Crítica: Uma Viagem Inesperada (Viaje Inesperado)
O cinema argentino já é, sem dúvida nenhuma, uma das forças mais criativas e bem realizadas da arte argentina. As produções dos hermanos se destacam por roteiros arrojados, atuações preciosas e uma aparentemente inesgotável capacidade de surpreender a plateia. Do intercâmbio com o vizinho, o Brasil pode ganhar muita coisa para o nosso cinema.

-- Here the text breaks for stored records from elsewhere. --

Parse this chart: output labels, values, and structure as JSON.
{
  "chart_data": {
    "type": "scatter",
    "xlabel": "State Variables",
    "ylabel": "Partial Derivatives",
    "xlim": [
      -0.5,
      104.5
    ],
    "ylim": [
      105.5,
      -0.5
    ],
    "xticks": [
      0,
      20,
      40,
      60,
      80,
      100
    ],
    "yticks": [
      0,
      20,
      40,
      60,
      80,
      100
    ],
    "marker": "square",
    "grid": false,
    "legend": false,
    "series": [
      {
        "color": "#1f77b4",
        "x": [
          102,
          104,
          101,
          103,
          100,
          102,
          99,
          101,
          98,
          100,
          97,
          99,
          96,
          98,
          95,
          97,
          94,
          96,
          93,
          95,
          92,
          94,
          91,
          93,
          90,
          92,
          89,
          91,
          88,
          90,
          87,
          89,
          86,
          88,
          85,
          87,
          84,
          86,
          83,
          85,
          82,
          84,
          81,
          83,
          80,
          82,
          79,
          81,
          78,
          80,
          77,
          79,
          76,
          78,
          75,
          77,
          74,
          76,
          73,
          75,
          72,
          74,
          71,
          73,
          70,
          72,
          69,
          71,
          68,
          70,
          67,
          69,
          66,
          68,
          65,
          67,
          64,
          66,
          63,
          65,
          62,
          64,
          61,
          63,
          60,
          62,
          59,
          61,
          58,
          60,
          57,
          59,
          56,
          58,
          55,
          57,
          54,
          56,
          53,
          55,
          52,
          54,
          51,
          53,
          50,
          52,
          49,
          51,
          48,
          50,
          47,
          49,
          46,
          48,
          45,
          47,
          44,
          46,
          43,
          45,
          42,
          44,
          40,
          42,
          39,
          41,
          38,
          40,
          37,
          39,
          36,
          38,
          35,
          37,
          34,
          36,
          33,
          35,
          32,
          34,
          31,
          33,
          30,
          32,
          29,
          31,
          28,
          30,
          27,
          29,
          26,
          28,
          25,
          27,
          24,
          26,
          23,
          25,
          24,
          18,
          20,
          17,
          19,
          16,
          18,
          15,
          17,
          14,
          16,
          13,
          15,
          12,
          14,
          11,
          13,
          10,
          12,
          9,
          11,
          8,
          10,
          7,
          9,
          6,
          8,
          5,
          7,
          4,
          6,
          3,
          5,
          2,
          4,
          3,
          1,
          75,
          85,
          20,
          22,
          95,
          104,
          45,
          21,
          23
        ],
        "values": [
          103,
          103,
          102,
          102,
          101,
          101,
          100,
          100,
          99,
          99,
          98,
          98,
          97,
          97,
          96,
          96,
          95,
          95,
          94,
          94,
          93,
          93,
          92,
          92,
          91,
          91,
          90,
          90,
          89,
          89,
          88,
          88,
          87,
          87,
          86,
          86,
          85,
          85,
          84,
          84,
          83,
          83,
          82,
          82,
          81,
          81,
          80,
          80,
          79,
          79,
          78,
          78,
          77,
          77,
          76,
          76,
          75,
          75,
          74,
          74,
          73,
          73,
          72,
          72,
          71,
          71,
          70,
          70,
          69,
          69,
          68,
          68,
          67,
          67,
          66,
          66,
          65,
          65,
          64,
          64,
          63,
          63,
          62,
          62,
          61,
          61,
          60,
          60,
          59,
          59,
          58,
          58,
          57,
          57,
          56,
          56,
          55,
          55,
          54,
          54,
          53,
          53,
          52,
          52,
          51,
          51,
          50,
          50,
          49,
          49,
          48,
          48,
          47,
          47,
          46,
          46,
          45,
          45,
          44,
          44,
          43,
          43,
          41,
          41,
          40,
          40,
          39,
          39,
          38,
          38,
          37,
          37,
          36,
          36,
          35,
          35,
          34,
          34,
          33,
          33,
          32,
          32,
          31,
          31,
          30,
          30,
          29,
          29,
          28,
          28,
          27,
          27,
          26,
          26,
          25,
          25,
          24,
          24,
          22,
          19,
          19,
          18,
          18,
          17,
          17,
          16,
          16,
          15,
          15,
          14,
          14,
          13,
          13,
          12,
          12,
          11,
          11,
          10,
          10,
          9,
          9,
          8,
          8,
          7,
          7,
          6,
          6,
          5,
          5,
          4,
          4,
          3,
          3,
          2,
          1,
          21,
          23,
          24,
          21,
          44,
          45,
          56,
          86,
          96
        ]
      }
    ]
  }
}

Infelizmente, não foi com a co-produção Uma Viagem Inesperada que a paz e o pacto de filmes perfeitos entre os dois países se concretizaram.
Dirigido por Juan José Jusid , o longa conta a história de Pablo (Pablo Rago), um engenheiro argentino que, vivendo e trabalhando no Brasil na companhia de sua bela namorada Lucy (Débora Nascimento), se vê obrigado a voltar para sua terra natal. O motivo? Seu filho adolescente Andrés (Tomás Wicz) passa por uma crise que mescla problemas na escola, um histórico de violência e isolamento. Partindo em uma road trip com o jovem, Pablo é confrontado com sua paternidade, as dores do filho e as suas próprias.
Olhando-se apenas ao plot, a sensação é a de que algo bom pode sair daí. Temas fortes e importantes como amor, morte, suicídio, alcoolismo e armas são servidos à farta nos seus 87 minutos. O problema é a indigestão que paira sobre cada cena, causada por um roteiro e uma direção extremamente pesados, incapazes de criar qualquer arremedo de sutileza.
A produção também sofre por um excesso de didatismo que faz com que cada mínima sugestão seja obrigatoriamente mostrada de forma explicita. É uma narrativa que não deixa espaços para que o espectador preencha lacunas com sua própria imaginação. Pra se ter uma ideia da necessidade que se tem em mostrar tudo, foi difícil não controlar o riso quando a secretária do Pablo só se dirige a ele usando o vocativo “engenheiro”. Somos brindados por frases como “Engenheiro, tem uma mensagem pra você” ou “Engenheiro, a direção quer saber se você estará presente”.
Ainda no campo de roteiro e direção, algumas cenas enfiam os dos pés totalmente na jaca da breguice. A falta de delicadeza é tamanha, que momentos de puro drama sucumbem ante a força do kitsch. Chega a ser constrangedor.
Essa total ausência de refinação acaba por lançar lama na atuação dos atores. Rago e Cecilia Dopazo (Ana, a mãe de Andrés) batem cabeça perdidos que estão em um texto que não é actor friendly. As poucas cenas de Débora Nascimento são suficientes para enrubescer rostinhos mais sensíveis. Com a garra congênita dos argentinos e a força que atores jovens buscam sabe-se lá de onde, Tomás Wicz é responsável pelos melhores momentos do longa, mas, como ele é ator e não demiurgo, sua atuação acaba se dobrando ao peso envergador que roteiro e direção impõem. Uma pena.
Nos aspectos mais técnicos, a produção não faz feio, mas também não impressiona. Fotografia adequada, direção de arte quase imperceptível, figurinos ok. A edição sofre pelo efeito do todo.
É, leitor Metafictions, essa viagem acabou se revelando realmente inesperada. Mas não pelos motivos certos.